A former Executive Director of the Media Foundation for West Africa (MFWA), has blamed the recent job losses in the media on the saturated media landscape.
Professor Kwame Karikari also blames the indiscretion on the part of National Communication Authority (NCA) in issuing licenses to these media houses as part of the problem.
“What we are witnessing was bound to happen in the sense that this economy is not is not in a situation to contain so many media outlets.
“I also think it is because the NCA dished out licenses left and right and we are having an avalanche of media outlets which are now facing the dynamic of competition in a small market for media.
According to him, the Ghanaian economy at the moment is also making it difficult for some of the media houses to thrive.
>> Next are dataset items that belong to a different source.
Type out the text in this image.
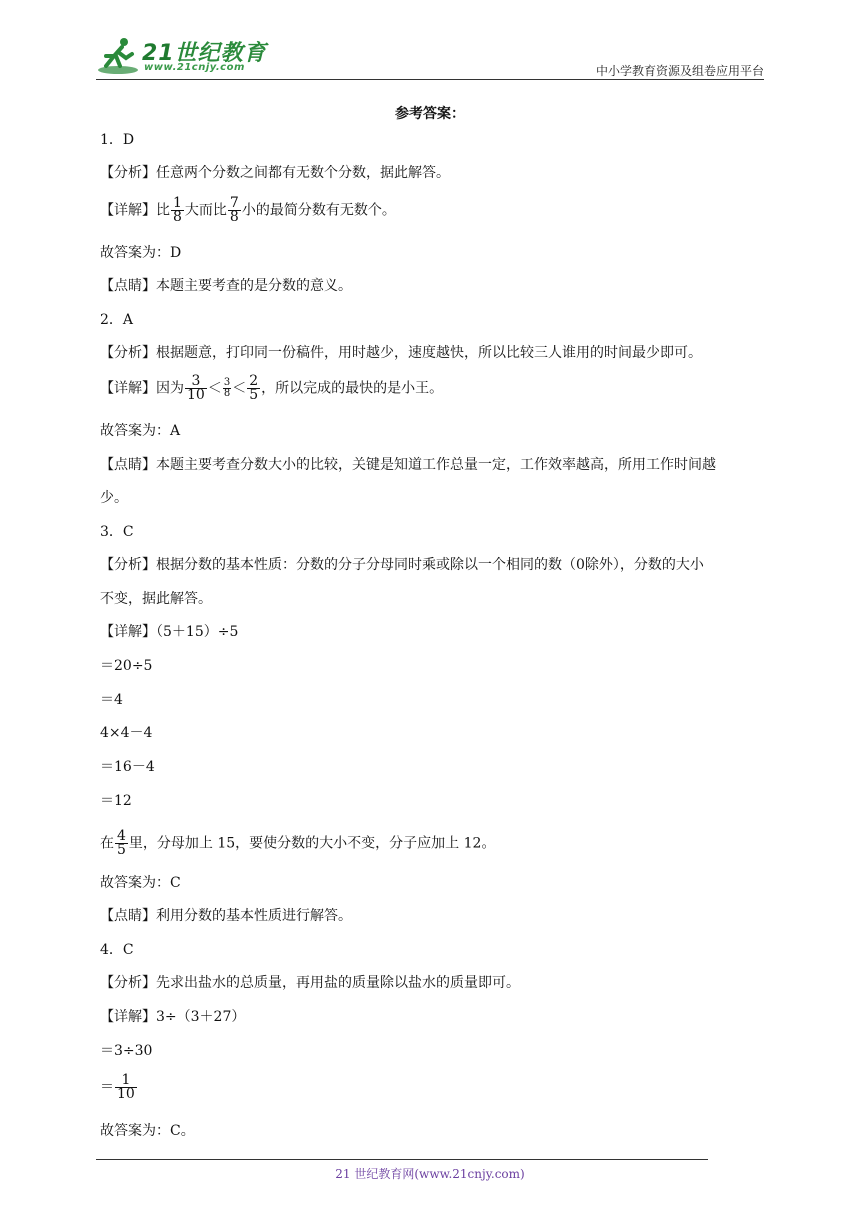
21世纪教育
www.21cnjy.com	中小学教育资源及组卷应用平台
参考答案：
1．D
【分析】任意两个分数之间都有无数个分数，据此解答。
【详解】比 $\frac{1}{8}$ 大而比 $\frac{7}{8}$ 小的最简分数有无数个。
故答案为：D
【点睛】本题主要考查的是分数的意义。
2．A
【分析】根据题意，打印同一份稿件，用时越少，速度越快，所以比较三人谁用的时间最少即可。
【详解】因为 $\frac{3}{10} < \frac{3}{8} < \frac{2}{5}$ ，所以完成的最快的是小王。
故答案为：A
【点睛】本题主要考查分数大小的比较，关键是知道工作总量一定，工作效率越高，所用工作时间越
少。
3．C
【分析】根据分数的基本性质：分数的分子分母同时乘或除以一个相同的数（0除外），分数的大小
不变，据此解答。
【详解】（5＋15）÷5
＝20÷5
＝4
4×4－4
＝16－4
＝12
在 $\frac{4}{5}$ 里，分母加上 15，要使分数的大小不变，分子应加上 12。
故答案为：C
【点睛】利用分数的基本性质进行解答。
4．C
【分析】先求出盐水的总质量，再用盐的质量除以盐水的质量即可。
【详解】3÷（3＋27）
＝3÷30
＝ $\frac{1}{10}$
故答案为：C。
21 世纪教育网(www.21cnjy.com)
He believes the nature of an industry which is both capital and labour intensive has taken its toll on investors.
The Communication experts comment comes in the wake of hundreds of media layoffs in recent time.
The real effect of the banking crises is beginning to manifest as Companies that until recently were providing various services to some of these banks are beginning to downsize in order to stay in business.
Some staffs of top companies including a subsidiary of the now defunct uniBank are demanding the payment of their August salaries in addition to their severance packages.
Also, some workers of Consolidated Bank Ghana, GN media, TV Africa and EIB among others are all laying off some workers while salaries remain unpaid for days, weeks and months.
Commenting on the phenomenon, Prof Karikari said, “the general tendency is that there has been so much growth in the media space in a short time within an economy that is unable to contain such growth in one industry.”